The module uses `.sng` model files containing trigram frequency data. These are tab-delimited text files with the format:

```
# Model Type: lowercase
# Training file: words.txt
# [^] denotes beginning of string
# [$] denotes end of string
# [SP] denotes space

char1 char2 char3 count
[^] h e 1234
h e l 5678
l l o 9012
o [$] [$] 3456
```

## Algorithm Details

The scoring algorithm works as follows:

1. **Normalization**: Convert to lowercase (if using lowercase model), trim spaces, replace non-ASCII with spaces
2. **Trigram Analysis**: Calculate probability for each 3-character sequence
3. **Scoring**: Sum log probabilities and divide by string length
4. **Thresholding**: Compare against length-based thresholds
5. **Smoothing**: Apply Laplace smoothing for unseen trigrams

### Scoring Formula
```
score = (Σ log10(P(trigram))) / string_length
```

### Length-based Thresholds
- Length 4: -2.71
- Length 5: -3.26
- Length 10: -4.55
- Length 50+: -6.13
- Length 100+: -6.3

Strings shorter than 4 characters receive a default score of -20 and thresholds impossible to pass.

## Examples

See the `examples/` directory for complete usage examples:

- `basic-usage.ts` - Basic string analysis
- `binary-analysis.ts` - Binary file processing

## Testing

```bash
# Run tests
pnpm test

# Run tests with UI
pnpm test:ui

# Run tests once
pnpm test:run
```

## Compatibility

This implementation produces scoring results compatible with the Java implementation from Ghidra. The algorithm uses:

- Base-10 logarithms (`Math.log10`)
- Identical smoothing and probability calculations
- Same threshold values and length-based scoring
- Compatible .sng model file format
- Needs some proper kicking but spot checking seems right

## Future Ideas

- I could nitpick the corpus that the Ghidra team used to make the dataset but I can't think of anything better with any baseline of truth so I stick with theirs.
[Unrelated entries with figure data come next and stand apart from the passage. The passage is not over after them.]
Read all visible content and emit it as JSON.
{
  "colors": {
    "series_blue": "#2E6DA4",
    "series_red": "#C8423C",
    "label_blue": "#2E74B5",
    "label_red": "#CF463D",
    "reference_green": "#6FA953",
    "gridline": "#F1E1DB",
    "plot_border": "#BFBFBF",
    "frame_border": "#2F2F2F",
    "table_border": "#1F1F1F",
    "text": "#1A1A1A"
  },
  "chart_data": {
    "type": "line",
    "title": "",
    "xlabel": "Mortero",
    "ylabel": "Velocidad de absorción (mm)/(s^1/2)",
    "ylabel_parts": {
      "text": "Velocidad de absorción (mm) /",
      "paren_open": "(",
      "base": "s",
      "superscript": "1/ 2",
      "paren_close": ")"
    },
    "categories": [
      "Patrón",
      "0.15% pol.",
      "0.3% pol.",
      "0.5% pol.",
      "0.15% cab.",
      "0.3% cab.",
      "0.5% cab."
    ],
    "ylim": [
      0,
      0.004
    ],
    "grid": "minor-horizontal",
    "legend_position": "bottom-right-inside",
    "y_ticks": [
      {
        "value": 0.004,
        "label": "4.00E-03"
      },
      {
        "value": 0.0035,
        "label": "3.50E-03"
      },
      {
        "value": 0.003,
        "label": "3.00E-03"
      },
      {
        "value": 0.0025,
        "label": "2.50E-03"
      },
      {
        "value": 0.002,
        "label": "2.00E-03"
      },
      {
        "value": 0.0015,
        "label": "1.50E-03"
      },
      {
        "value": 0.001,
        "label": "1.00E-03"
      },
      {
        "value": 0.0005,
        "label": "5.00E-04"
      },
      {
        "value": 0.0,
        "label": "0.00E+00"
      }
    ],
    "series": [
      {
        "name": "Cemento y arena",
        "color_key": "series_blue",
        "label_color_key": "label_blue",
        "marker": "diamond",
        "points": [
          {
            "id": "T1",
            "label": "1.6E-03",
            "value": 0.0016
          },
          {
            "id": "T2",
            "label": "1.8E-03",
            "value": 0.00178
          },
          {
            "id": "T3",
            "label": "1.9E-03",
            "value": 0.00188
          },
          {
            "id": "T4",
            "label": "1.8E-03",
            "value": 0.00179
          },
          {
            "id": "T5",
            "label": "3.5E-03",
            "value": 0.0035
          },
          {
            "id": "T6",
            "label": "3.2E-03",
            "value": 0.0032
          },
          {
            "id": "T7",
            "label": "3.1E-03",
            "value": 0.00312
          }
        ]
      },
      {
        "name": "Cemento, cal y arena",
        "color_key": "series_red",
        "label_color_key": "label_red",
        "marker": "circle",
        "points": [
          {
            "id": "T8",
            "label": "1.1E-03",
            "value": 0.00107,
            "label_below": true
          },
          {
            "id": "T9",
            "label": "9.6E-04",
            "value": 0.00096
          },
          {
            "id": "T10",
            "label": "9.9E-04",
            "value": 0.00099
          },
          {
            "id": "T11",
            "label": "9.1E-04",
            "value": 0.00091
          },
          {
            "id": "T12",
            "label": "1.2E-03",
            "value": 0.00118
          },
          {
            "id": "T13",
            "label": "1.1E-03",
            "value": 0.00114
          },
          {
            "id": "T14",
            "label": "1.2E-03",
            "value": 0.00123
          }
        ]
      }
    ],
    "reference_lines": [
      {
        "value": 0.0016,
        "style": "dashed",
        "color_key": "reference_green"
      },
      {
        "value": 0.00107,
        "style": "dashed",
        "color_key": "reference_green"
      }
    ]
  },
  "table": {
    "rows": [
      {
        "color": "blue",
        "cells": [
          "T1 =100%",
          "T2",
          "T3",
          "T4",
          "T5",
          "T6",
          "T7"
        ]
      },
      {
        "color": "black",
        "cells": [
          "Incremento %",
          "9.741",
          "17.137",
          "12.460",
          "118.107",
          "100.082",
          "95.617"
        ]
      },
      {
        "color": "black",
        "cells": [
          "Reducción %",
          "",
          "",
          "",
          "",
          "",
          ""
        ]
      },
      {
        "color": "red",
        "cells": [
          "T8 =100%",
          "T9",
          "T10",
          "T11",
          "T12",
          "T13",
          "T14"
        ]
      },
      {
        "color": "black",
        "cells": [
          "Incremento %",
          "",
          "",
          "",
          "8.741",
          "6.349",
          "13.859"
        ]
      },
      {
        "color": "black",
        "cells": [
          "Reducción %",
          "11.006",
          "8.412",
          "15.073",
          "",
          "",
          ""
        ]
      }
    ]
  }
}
As noted in https://github.com/NationalSecurityAgency/ghidra/issues/2106 it's a bit tricky to adapt or extend their model but with a good idea of finding the wheat and chaffe for a training set a good multilingual approach could likely be found (I'm looking at you stats nerds).
- it could benefit in a re-write in Rust
- Multilanguage is definitely a gap, as is base64.
- If it was going to be really fancy it could examine the binary to determine the base and look for pointers as string offsets (for languages without C strings)

## License

Lets say Apache License 2.0, as thats what StringModel.sng is under, most likely

## Contributing

Contributions welcome! Please ensure tests pass and new features include appropriate test coverage.

Claude helped with this implementation but if you're going to submit LLM aided code you better understand it lest you be mocked.